KADININ SİLAHLI MÜCADELEYE KATILIMI ARTIYOR
Filistin kurtuluş mücadelesine kadının katılımı hakkında neler söyleyebilirsiniz? Gelişiyor mu, geriliyor mu?
Maha Nassar– Bazı açılardan ilerliyor, bazı açılardan geriliyor. Kadınların askeri mücadeleye katılımında bir artış var. İntifadanın birinci ve ikinci yıllarında kadınlar silahlı mücadele içinde fazlaca yer alamadılar. Çünkü işgal altında büyüdükleri için, silah kullanmayı bilmiyorlardı. Şimdi daha fazla kadın silah kullanmayı öğreniyor ve mücadelenin bu alanında yerini alıyor. Örneğin İsrail 2001’de Ramallah’ı işgal ettiğinde, silahlı direnişçiler içinde, kızıl atkılarıyla FHKC’li kadınlar da vardı.
Ancak, kadın haklarını hayata geçiren yasalar çıkarma konusunda, İslamcı köktendinciler giderek daha fazla engel çıkarıyorlar.
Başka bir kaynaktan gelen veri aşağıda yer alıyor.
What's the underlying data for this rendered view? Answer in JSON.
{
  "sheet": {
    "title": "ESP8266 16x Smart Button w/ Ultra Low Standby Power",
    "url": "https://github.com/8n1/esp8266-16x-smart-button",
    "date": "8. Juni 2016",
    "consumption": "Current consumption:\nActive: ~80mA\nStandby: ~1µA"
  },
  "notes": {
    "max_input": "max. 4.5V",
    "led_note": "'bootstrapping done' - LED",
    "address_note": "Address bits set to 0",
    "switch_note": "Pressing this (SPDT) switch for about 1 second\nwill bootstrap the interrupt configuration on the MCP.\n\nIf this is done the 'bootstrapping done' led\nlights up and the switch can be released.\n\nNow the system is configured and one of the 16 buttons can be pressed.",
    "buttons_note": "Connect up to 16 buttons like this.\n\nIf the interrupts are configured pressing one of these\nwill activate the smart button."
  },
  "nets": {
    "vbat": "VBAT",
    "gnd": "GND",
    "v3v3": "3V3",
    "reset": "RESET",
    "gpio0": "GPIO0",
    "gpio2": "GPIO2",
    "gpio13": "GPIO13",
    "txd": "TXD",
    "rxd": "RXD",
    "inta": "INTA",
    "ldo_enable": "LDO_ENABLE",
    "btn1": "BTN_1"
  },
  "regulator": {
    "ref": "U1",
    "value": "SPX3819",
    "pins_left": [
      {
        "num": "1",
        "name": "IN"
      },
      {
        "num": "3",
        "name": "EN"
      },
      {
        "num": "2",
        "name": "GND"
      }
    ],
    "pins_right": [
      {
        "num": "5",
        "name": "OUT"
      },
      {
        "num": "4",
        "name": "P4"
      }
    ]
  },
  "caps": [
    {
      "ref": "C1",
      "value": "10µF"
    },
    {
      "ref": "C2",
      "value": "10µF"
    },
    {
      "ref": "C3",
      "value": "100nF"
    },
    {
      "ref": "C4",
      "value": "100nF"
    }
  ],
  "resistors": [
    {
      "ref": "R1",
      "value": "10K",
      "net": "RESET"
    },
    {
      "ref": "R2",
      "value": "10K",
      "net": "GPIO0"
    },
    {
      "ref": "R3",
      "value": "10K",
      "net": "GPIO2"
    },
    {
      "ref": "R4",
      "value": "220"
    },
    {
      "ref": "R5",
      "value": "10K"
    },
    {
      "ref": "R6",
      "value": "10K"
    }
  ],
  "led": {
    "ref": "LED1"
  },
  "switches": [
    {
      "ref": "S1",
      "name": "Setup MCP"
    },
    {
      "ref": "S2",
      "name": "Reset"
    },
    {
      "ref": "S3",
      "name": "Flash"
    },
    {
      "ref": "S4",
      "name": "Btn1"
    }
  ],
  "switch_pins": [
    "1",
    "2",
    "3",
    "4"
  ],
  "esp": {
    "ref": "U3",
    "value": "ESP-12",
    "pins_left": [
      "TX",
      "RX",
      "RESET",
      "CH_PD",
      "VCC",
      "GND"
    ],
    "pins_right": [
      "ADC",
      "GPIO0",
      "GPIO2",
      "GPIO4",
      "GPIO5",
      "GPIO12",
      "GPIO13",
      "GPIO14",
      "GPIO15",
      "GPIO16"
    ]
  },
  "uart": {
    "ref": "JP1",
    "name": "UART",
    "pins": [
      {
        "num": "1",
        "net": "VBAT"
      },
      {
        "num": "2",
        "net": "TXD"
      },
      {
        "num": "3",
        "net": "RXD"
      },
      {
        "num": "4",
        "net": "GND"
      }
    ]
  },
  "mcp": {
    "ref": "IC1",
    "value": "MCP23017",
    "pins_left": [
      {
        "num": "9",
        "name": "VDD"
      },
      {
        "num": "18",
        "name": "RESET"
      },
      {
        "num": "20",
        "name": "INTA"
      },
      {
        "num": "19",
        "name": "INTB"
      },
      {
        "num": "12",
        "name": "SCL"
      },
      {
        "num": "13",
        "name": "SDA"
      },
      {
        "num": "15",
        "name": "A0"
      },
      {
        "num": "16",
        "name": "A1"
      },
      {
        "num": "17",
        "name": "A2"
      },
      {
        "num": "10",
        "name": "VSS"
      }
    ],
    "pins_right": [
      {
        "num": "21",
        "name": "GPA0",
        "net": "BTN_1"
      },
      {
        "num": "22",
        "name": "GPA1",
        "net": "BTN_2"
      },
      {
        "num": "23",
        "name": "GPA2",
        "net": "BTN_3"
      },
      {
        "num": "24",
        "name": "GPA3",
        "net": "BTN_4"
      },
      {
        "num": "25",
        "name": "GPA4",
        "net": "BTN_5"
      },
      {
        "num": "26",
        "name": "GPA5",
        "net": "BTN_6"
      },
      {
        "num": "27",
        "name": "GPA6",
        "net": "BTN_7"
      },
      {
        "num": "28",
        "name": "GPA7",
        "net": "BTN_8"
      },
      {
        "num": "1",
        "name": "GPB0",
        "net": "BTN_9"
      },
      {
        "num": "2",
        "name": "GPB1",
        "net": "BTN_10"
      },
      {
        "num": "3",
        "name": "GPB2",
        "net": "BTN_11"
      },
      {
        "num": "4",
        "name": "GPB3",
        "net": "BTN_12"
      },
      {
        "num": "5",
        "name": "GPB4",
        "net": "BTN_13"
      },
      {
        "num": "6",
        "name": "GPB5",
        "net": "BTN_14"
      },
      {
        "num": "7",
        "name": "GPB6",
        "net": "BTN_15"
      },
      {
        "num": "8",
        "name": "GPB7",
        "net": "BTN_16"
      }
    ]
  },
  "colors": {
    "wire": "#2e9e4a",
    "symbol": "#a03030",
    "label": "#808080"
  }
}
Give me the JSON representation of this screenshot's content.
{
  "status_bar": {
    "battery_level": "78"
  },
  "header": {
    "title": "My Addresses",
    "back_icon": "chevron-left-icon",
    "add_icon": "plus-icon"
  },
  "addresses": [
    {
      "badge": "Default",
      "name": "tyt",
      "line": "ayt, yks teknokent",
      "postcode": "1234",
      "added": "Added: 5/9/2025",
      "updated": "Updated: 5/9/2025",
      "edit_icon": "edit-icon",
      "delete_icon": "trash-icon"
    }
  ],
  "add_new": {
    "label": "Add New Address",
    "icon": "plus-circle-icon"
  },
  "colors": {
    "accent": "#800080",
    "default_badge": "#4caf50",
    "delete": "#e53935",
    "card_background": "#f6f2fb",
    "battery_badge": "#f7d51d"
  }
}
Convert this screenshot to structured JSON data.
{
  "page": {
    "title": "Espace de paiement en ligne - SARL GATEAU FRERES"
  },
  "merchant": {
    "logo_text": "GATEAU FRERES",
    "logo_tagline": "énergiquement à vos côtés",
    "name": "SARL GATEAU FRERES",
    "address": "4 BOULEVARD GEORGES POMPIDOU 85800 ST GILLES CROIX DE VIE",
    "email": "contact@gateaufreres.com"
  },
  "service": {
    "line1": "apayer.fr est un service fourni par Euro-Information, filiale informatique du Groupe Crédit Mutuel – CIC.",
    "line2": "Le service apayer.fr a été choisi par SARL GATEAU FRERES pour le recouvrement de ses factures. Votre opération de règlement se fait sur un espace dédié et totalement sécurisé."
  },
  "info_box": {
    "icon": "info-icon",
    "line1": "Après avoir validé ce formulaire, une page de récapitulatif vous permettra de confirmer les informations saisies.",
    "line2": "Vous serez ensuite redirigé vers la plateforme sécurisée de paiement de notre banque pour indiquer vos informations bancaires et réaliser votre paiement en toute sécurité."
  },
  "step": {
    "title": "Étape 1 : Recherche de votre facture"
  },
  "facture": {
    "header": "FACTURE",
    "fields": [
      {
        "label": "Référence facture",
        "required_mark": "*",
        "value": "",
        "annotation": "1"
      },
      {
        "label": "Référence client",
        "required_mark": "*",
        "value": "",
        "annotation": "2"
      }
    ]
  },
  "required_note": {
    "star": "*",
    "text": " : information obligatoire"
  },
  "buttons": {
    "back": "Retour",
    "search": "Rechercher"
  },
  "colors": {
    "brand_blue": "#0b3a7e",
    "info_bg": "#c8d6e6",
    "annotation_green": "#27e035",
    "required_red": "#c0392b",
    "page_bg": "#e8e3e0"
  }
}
Bu alanda kadınların karşılaştıkları güçlük giderek büyüyor.
Aynı zamanda kadın hareketinin halk tabanının kaybedilmesi gibi bir tehlike ortaya çıkıyor. Çünkü Filistin kadın hareketi içindeki liderlerin pek çoğu orta sınıflar ve daha yukarısından geliyor. Bu da yoksul kadın kitlelerinin katılımını tehlikeye düşürüyor. Bu şimdilik yavaş yavaş biriken bir durum; ama yarın birden bire bakacağız ki, kadın hareketinin tepesiyle, tabandaki emekçi kadın kitleleri arasında büyük bir açı farkı oluşmuş. Bu da kitlenin kadın liderlere duyduğu güveni ortadan kaldıracak ve kadınlar arasında metafizik, İslami düşünceye eğilimin artmasına yol açacak.
Bu güzel röportaj için size teşekkür ederiz.
Maha Nassar- Böyle diyalogları, halklarımız arasında kurulan bir iletişim köprüsü olarak görüyoruz. Asıl biz teşekkür ederiz. Lütfen herkese, desteğinizin bizleri çok sevindirdiğini, ülkemizin kurtuluşu ve sınıfsız, yeni bir dünyanın kuruluşu mücadelesinde hep omuz omuza olacağımızı söyleyin. Birlikte kazanacağız.